Many also spoke to the issue of not being taken seriously, whether it be with physical or mental health problems. Some told stories of being told they were overreacting at doctor’s visits, leading to misdiagnosis and delayed treatment. Others expressed their struggles with validating absences at work and school due to mental health issues.
Across the board, class lines make healthcare inaccessible. The bias towards white, educated patients leaves others misinformed; one participant told her story of having to learn medical jargon in order to act as a translator to her parents, who don’t speak English. Hernandez mentioned how requiring a doctor’s note favors the wealthy because some cannot afford doctor’s visits.
Those with families who work in agriculture expressed their frustration with getting their parents, often overworked and distrustful of Western medicine, to seek medical assistance. Stigma in the Latinx community specifically can prevent individuals from getting treatment.

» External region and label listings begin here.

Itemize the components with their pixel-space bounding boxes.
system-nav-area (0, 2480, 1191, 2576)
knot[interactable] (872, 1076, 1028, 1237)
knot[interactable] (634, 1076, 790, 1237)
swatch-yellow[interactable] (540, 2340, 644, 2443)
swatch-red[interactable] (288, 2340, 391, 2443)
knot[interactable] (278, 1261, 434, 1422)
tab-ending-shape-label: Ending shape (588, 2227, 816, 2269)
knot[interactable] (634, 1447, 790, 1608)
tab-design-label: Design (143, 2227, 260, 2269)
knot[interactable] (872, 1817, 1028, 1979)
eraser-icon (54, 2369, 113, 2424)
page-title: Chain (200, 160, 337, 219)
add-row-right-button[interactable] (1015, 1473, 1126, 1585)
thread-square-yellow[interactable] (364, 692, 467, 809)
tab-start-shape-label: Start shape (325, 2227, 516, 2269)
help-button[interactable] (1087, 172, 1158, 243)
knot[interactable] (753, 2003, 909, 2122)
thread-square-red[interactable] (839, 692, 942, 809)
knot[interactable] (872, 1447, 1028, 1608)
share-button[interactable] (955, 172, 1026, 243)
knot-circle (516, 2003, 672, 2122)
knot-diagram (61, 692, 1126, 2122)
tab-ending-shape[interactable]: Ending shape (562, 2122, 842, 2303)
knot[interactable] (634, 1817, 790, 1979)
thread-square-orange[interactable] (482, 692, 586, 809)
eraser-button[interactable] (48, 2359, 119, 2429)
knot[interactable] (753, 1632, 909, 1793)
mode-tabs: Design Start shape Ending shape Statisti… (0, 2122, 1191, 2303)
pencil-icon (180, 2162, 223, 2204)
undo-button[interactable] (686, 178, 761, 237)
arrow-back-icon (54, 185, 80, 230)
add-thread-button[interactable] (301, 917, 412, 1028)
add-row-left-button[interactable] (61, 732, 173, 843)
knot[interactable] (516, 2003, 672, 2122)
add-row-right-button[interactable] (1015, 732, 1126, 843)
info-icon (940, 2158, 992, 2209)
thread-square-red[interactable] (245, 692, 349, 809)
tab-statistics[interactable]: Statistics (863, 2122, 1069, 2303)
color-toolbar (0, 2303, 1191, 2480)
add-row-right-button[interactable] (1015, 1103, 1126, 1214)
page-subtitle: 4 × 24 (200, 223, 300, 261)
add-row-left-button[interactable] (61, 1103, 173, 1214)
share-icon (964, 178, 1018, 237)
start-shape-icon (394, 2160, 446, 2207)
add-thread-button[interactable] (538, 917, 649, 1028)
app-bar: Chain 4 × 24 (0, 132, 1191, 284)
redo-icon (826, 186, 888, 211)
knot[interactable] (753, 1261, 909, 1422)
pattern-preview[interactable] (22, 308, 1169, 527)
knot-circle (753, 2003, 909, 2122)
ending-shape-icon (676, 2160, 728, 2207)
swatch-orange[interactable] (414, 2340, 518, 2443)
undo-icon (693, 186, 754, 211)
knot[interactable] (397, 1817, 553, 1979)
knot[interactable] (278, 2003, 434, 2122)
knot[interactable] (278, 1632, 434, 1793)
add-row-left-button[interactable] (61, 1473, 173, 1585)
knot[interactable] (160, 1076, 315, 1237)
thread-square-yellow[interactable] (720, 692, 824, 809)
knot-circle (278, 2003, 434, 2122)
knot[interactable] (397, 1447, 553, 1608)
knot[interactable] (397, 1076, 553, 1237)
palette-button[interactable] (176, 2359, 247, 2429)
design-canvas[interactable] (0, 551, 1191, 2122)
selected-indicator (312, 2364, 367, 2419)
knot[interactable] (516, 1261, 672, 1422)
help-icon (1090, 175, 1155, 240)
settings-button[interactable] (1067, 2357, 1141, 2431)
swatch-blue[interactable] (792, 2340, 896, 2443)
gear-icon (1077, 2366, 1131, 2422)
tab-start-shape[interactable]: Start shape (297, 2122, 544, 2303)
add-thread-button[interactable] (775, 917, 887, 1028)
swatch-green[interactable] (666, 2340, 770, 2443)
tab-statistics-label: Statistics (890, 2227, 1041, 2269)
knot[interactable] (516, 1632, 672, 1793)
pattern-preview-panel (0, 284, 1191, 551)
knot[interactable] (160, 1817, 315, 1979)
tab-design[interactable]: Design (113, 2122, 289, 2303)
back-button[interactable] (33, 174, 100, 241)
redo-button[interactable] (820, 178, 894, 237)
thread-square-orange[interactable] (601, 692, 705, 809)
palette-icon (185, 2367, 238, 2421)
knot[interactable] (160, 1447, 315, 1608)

“Being Latino, we just don’t want to go to a doctor,” Macias said. “We were brought up with that if you’re going to a therapist, you’re crazy.”
One of the lasting messages of the dialogue was that women of color are their own advocates. Asserting your needs and wants right off the bat is the only way to get the care needed; “This is your opportunity to get comfortable,” Hernandez said.
In regards to what the group wanted from healthcare providers, sensitivity was a must, as well as the ability to adjust and relearn practices for the safety of patients. Beyond being affordable, equitable healthcare would “give access to people you wouldn’t even think of,” Patterson said. In order to achieve accessibility, the intellectual barrier between doctors and patients would have to be broken down.